Simplicity through Immutability

Introduction

Some languages, mostly notably C++, provide support for marking instances of objects as immutable, i.e. with the const keyword. Whilst C# supports a notion of const, it only applies to primitive values and is essentially an alias for a literal value. The best you can do with objects is to apply the Single Assignment Pattern [1] to member variables using the readonly keyword. Java’s final keyword has a wider scope than C#’s readonly for enforcing single assignment, but it still falls short of enforcing mutability of the referenced object.

 

Consequently in many languages immutability must be implemented through the design of the type, and as such every instance of that type will be immutable (use of reflection and other Machiavellian techniques notwithstanding). Generally speaking to create immutable objects you only pass any state at creation time through the constructor. Any properties that are exposed must only be readable and immutability must be deep, meaning that any types used in any exposed collections must themselves be immutable too. As it is with turtles [2] it should be immutability all the way down.

 

The most common examples of immutable types are the primitive types, such as integers and strings (at least in C#). But more complex types can easily be made immutable too with just a little thought.

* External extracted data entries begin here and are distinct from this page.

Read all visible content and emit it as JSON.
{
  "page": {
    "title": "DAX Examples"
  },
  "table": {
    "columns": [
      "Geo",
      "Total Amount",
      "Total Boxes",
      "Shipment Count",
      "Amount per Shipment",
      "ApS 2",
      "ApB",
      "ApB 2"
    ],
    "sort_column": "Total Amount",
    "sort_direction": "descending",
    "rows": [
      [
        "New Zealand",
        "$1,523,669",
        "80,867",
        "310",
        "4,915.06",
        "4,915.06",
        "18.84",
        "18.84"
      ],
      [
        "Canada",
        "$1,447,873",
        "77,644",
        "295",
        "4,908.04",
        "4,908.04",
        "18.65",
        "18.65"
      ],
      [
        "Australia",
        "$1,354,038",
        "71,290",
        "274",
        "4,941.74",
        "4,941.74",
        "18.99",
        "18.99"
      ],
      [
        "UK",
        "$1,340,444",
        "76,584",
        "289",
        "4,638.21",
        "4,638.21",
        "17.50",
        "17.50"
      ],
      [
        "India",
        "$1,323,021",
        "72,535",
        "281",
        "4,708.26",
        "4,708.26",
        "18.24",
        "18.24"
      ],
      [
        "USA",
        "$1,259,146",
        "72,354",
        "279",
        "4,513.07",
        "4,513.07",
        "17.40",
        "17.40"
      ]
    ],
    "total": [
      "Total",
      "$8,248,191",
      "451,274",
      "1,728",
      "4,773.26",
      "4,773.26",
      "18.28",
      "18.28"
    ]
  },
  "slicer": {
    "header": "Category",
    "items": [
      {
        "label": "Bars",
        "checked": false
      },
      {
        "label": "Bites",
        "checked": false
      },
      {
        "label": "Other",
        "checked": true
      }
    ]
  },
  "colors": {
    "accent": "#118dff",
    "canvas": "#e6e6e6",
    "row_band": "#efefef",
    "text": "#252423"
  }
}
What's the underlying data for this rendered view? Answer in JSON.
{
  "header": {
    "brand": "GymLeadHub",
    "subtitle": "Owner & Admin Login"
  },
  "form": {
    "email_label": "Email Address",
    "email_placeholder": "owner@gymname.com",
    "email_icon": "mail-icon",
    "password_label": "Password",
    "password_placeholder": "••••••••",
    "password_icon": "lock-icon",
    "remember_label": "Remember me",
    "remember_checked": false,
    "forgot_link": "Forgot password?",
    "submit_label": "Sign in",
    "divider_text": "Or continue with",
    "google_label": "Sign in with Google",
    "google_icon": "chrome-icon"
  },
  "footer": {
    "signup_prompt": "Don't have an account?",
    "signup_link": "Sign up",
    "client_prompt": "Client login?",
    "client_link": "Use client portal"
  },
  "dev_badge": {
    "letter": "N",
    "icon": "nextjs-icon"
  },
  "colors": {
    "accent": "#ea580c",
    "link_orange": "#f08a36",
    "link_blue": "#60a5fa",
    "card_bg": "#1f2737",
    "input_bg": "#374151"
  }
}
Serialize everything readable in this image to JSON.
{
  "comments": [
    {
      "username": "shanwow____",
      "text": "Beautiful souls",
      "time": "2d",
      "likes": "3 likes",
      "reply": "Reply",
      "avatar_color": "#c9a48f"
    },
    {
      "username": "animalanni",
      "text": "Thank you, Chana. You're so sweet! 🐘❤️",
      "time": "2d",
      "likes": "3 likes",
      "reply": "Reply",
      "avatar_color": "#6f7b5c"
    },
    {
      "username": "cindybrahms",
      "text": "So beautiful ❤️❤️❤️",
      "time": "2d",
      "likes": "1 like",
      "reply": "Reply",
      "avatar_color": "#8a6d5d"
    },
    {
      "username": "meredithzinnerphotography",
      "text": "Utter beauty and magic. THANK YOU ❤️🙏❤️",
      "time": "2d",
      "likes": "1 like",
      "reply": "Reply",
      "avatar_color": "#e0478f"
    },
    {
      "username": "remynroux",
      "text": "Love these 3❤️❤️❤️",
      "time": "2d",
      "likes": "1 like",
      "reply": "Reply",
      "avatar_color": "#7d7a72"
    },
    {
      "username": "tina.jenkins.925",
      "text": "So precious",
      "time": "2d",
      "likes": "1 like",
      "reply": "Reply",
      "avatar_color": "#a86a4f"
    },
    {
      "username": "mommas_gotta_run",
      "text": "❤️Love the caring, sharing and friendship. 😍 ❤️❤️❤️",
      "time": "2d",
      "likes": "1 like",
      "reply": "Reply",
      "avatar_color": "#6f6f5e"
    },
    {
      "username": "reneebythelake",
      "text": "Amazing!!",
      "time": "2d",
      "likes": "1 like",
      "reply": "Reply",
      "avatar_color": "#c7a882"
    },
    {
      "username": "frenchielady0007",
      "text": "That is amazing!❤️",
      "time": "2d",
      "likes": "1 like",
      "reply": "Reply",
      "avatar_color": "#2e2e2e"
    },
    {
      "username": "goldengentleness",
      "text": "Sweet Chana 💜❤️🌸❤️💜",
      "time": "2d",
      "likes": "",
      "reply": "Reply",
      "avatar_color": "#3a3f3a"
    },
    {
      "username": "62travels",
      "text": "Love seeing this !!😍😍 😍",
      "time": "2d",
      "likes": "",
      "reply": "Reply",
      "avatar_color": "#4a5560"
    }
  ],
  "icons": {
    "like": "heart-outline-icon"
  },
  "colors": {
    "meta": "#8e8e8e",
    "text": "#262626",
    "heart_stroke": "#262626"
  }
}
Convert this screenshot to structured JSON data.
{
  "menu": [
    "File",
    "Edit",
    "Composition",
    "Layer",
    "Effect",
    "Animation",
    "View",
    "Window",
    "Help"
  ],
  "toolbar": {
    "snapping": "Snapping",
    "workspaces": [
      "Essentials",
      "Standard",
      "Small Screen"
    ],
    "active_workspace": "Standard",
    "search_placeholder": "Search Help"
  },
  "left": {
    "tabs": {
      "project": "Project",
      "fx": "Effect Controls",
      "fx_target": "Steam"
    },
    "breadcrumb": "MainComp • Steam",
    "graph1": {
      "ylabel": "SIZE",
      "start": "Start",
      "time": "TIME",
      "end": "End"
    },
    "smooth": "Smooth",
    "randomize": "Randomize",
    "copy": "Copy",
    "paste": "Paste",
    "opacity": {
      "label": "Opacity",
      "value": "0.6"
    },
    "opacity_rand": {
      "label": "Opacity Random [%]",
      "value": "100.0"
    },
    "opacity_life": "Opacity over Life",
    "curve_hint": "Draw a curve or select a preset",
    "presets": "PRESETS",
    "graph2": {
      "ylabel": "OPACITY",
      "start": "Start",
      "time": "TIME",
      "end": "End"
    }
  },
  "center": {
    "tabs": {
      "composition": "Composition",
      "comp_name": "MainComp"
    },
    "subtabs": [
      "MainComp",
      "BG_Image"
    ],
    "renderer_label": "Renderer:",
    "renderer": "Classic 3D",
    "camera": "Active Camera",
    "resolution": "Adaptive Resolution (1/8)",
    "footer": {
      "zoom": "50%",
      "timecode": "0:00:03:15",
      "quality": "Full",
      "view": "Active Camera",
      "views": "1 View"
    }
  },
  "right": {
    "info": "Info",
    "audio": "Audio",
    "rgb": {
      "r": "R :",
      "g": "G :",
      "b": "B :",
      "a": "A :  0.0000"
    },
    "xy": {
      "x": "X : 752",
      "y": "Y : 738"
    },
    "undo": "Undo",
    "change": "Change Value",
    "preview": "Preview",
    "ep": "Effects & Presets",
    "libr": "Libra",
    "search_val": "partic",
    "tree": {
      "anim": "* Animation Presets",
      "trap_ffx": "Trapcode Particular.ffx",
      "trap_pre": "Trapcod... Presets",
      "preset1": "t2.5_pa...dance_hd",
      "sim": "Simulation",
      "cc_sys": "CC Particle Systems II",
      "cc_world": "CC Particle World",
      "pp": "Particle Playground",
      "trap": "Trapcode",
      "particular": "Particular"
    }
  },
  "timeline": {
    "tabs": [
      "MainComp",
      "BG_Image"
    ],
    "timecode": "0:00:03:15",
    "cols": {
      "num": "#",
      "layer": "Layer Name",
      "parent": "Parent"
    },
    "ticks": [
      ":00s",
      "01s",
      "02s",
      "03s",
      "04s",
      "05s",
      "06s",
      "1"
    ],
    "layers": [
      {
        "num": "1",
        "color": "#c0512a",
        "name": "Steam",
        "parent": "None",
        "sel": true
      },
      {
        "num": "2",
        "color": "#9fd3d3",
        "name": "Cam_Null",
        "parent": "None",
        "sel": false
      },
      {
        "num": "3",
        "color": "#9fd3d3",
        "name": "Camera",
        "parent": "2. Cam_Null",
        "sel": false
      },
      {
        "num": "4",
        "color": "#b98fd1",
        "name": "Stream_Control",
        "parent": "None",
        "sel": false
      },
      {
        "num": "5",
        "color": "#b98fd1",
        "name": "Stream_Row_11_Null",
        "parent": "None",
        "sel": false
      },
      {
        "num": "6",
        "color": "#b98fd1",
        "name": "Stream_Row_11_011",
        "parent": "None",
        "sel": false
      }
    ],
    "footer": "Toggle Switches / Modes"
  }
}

The benefits, as you shall hopefully see, are a significant reduction in accidental complexity [3]. Whilst the implementation of the type itself may not contain significantly less lines of code, far fewer tests will be required and significantly less grey matter exercised to drive out the behaviours that matter.

 

The basis for this article is a real class I recently decided to refactor to make it simpler by making it immutable. Hence what follows below was my rationale for doing the refactoring in the first place.

The Mutable Example

Imagine you are writing a service and you have a need to provide a simple lookup to map one value to another. The data changes pretty infrequently, but not so infrequently that you’re happy to hardcode it. You decide to store the mapping data in a simple .CSV file and write a class to load the data and provide the mapping at runtime. This is one possible implementation:

 

public class ThingToWotsitMap

{

  public ThingToWotsitMap()
  {

    _map = new Dictionary<string, string>();

  }

 

  public void LoadMap(string filename)
  {

    _map.Clear();

 

    using (var stream = new StreamReader(filename))
    {

        // Parse .CSV file data and build map

        . . .

    }

  }

 

  public string LookupWotsit(string thing)

  {

    // Map thing to wotsit

  }

 

  private Dictionary<string, string> _map;

}

 

If you are already screaming at the page because you spotted that the code touches the file-system and is therefore difficult to unit test, then have a gold star. But you’ll have to put that to the back of your mind as that is not what this article is about.

So Many Questions

The class is very simple, surely there’s not much to say. Is there? Looking over the unit tests (which were written after) one pattern immediately leaps out – the use of two-phase construction:

 

[Test]

public void one_of_the_tests_for_the_map()
{

  var filename = . . .;

 

  var map = new ThingToWotsitMap();

  map.LoadMap(filename);

 

  Assert.That(. . .);

}

 

The solution is simple. All we need to do is to add a constructor that takes a filename and then delegates to LoadMap() for the heavy lifting, right?

 

That’s not the aspect of two-phase construction that bothered me; it was the fact that there was two-phase construction even to begin with. Adding another constructor does not take away the ability to mutate the class and it’s that mutability that starts to raise a number of questions about the behaviour of the class.

 

The first question I have is: what happens if the client doesn’t even call LoadMap()? Does the class behave correctly if no data is loaded? This immediately leads to the question about LoadMap() throwing an exception. Is the internal state consistent if that occurs, and what happens if the client discards the error? We are back to the first question again.

 

So off we go and merrily find out the answers to these questions and write a bunch more tests to make sure that the class is exception-safe and also behaves “safely” should something happen during its (two-phase) construction.

Thread Safety

Time passes and our semi-static data becomes not quite so static. We decide that restarting the service every time we need to change the data is untenable and would like to detect when the file changes and load it again automatically at some convenient moment.

 

So we add a bit of code externally to the class to watch for when the file changes and then just call LoadMap() to load the new data file.

 

But wait. Have we got any tests for calling LoadMap() on the class a second time? What happens if this load fails – is the internal structure still consistent, can we limp along with the old data or should it behave as if freshly constructed and therefore no data was loaded?

 

And all before we even get to questions about thread safety. This is a multi-threaded service, is this class thread safe? For example, what happens if one thread tries to lookup data whilst another is calling LoadMap() to refresh the data? Should existing callers be blocked and wait for the new data or continue with the old data until the new set is fully loaded?

 

Assuming you can answer all those questions, how confident are you in your ability to write thread-safe, exception-safe code? How confident are you that whatever techniques you’ve chosen to use will continue to be thread-safe as you move to new platforms in the future? Do you have adequate test coverage and/or documentation to show that you’ve even considered all these scenarios?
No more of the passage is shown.